Östergötland Runic Inscription 66 or Ög 66 is the Rundata catalog number for a granite runestone that is 4 meters in height. The stone had been part of the Bjälbo church, and was moved into the churchyard in 1935. The inscription consists of text in the younger futhark carved in a serpent whose head and tail make a knot at the bottom of the stone. Above the serpent is a cross, identifying the memorial as Christian. The inscription is classified as being carved in runestone style Fp, which is the classification for text bands with attached serpent or beast heads depicted as seen from above.

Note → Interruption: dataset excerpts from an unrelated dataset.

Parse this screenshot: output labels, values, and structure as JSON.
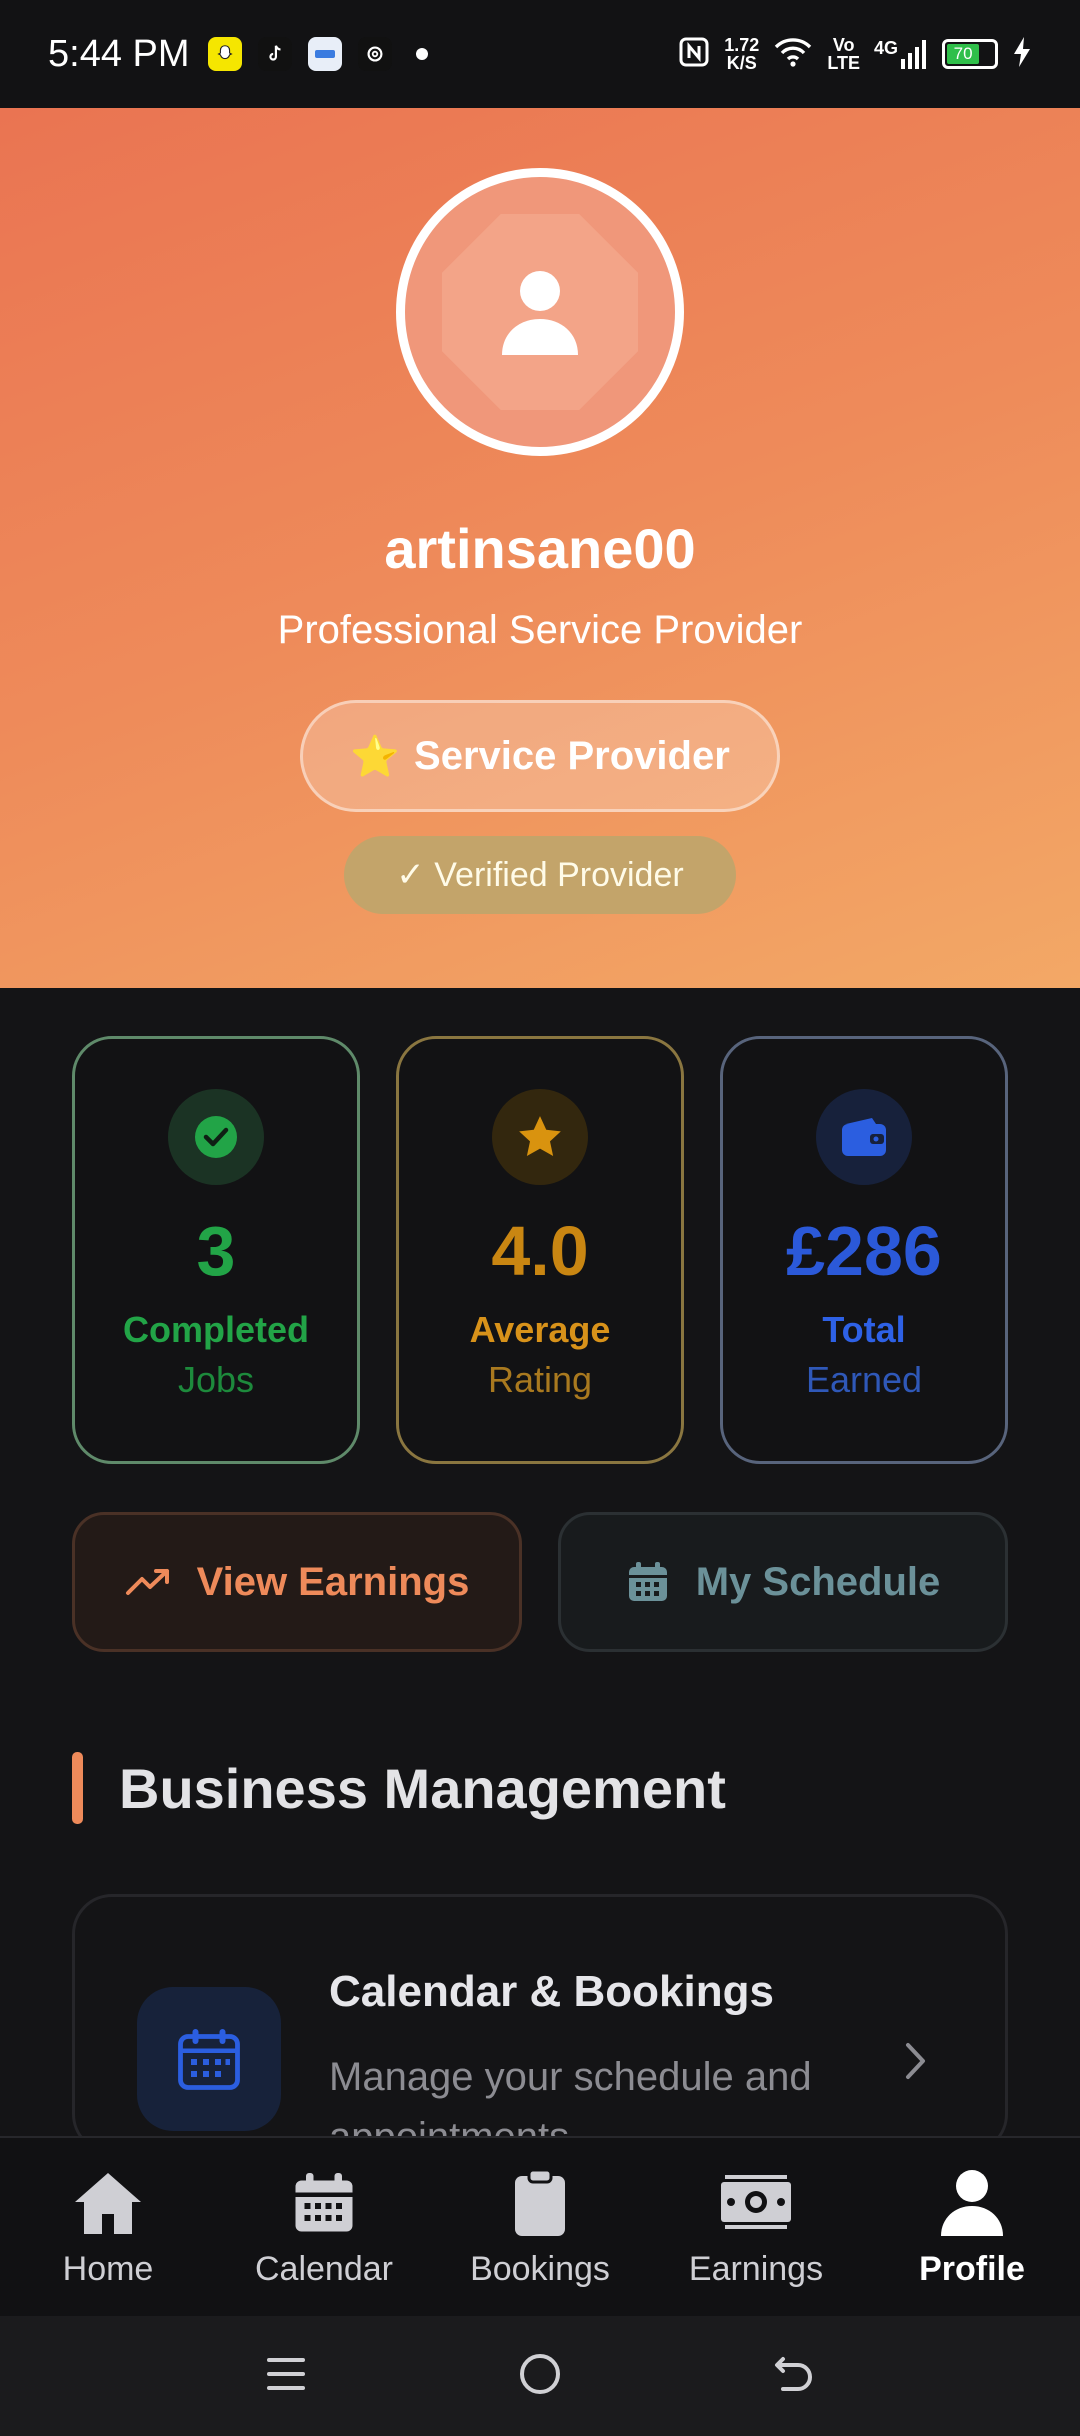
{
  "status_bar": {
    "time": "5:44 PM",
    "network_speed_value": "1.72",
    "network_speed_unit": "K/S",
    "volte_top": "Vo",
    "volte_bottom": "LTE",
    "network_type": "4G",
    "battery": "70"
  },
  "profile": {
    "username": "artinsane00",
    "subtitle": "Professional Service Provider",
    "role_badge": "Service Provider",
    "role_emoji": "⭐",
    "verified_badge": "✓ Verified Provider"
  },
  "stats": [
    {
      "value": "3",
      "label1": "Completed",
      "label2": "Jobs",
      "color": "#22a447"
    },
    {
      "value": "4.0",
      "label1": "Average",
      "label2": "Rating",
      "color": "#c98612"
    },
    {
      "value": "£286",
      "label1": "Total",
      "label2": "Earned",
      "color": "#2b59d9"
    }
  ],
  "actions": {
    "view_earnings": "View Earnings",
    "my_schedule": "My Schedule"
  },
  "section": {
    "title": "Business Management",
    "items": [
      {
        "title": "Calendar & Bookings",
        "description": "Manage your schedule and appointments"
      }
    ]
  },
  "bottom_nav": [
    {
      "label": "Home",
      "icon": "home-icon"
    },
    {
      "label": "Calendar",
      "icon": "calendar-icon"
    },
    {
      "label": "Bookings",
      "icon": "clipboard-icon"
    },
    {
      "label": "Earnings",
      "icon": "money-icon"
    },
    {
      "label": "Profile",
      "icon": "user-icon",
      "active": true
    }
  ],
  "colors": {
    "accent": "#ee8a5a",
    "header_gradient_start": "#ea7452",
    "header_gradient_end": "#f3a866",
    "background": "#141416"
  }
}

The runic text states that the stone was raised by Ingivaldr as a memorial to his brother Styfjaldr, who was the son of Spjallboði. Because one rule followed in craving runes in stone was that two consecutive identical letters were represented by a single rune, even when the two identical letters are at the end of one word and the start of a second word, and word divider punctuation marks were not always used consistently, Rundata recognizes two possible transliterations of the runic text as being valid. The first, designated as "P" below, recognizes possible double letters and spaces and transcribes the runes from the end of the text as : i it : in ik : anti, meaning i ætt, en ek ændi ("and I ended (it)"). The other recognized version, which is designated as "Q," is based upon a review published in 2007 that transliterates the runes as : it : inik : ant, meaning hæit inni'k ænt ("I proclaim the promise fulfilled").